Now is also the time to have your fall bulbs planted and mulch your raised beds. Mulching probably deserves its own blog for regular gardening. It introduces a few concerns, but the soil-building benefits and weed suppression far outweigh any concerns. Now is a great time to build new beds and plant them using a technique called sheet-mulching or lasagna gardening.

As soon as you are past your frost date, it is time to put out frost sensitive plants like cilantro, tomatoes, peppers, sweet potatoes, corn, beans, eggplant, and many of our favorite herbs and foods. If you live farther north, check how many days it is from germination to harvest (listed on your seed packets and in catalogs). Otherwise, get a jump start with seedlings already going.

Remember that small transplants do not have large root systems. They are very tender and sensitive, but might have an easier time transitioning to a new site than larger seedlings. When buying seedlings try to choose from a local nursery that has started the plants in your climate and taken the time to “harden them off” by setting them out overnight and throughout the day in your current conditions. Some nurseries ship in trucks full of flowers from out of state. These plants can have a really hard time adapting to your particular situation.

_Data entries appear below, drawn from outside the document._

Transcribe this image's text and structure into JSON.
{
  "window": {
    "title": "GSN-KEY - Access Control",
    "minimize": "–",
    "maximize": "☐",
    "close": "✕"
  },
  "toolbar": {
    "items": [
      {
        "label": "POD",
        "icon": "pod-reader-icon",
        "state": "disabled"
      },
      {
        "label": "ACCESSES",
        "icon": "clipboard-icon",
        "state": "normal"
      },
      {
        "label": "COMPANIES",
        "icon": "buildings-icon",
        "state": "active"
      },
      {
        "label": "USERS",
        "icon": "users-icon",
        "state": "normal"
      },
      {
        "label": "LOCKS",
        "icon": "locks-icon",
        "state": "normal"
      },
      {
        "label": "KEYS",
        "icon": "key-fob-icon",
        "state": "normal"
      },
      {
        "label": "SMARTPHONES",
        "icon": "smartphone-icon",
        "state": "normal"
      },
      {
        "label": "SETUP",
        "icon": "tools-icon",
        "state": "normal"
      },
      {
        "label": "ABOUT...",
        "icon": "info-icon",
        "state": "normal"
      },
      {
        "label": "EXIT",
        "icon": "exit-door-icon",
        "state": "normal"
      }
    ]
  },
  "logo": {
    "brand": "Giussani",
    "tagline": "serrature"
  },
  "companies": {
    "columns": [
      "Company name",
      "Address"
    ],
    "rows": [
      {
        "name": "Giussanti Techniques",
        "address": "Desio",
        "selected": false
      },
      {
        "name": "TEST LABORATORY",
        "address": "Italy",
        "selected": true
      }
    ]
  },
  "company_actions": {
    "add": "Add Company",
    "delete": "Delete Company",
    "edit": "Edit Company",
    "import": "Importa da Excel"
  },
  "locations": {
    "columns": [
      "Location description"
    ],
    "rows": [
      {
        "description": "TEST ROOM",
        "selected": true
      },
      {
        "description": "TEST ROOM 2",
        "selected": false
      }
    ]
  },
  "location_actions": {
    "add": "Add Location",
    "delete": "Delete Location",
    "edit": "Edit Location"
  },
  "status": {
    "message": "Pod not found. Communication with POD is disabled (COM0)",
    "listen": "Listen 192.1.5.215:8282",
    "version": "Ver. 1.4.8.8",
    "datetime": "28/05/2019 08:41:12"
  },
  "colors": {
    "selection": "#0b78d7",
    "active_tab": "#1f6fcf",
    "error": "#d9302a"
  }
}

Speaking of flowers, make sure you include several varieties in your garden. Pansies and violas are edible flowers that are abundant in spring and fall shoulder seasons. Nasturtium flowers, with the spicy, peppery flowers, are frost sensitive summer garden flowers. Marigolds are classic flowers with their strong scent that confuses pests. Lupine, a nitrogen fixer, provides some elegance in the garden. Sunflowers are amazing in their diversity. Other gardeners prefer perennial flowers that attract butterflies and other pollinators: bee balm, daylilies, coneflower/Echinacea, and coreopsis name a few.

Established beds probably want some fertilizers. Foliar feeds first thing in the morning are pretty amazing. It’s proven that plants open the stomata on their leaves most in response to birdsong—so feeding plants at the crack of dawn makes sense. Fish emulsions and sea vegetables bring critical nutrients to your plants. Fertilizing now will help roots continue to establish and build overall plant health.

 

Watering:

Remember, soil should stay moist, but also drain throughout most of the growing season. Transplants and young seedlings will need watering regularly to help them grow and keep the soil softer for their adjusting roots.

The world is greening up now—and gardening is in full swing, but take some time to enjoy the beauty of your garden and dream of bountiful harvests.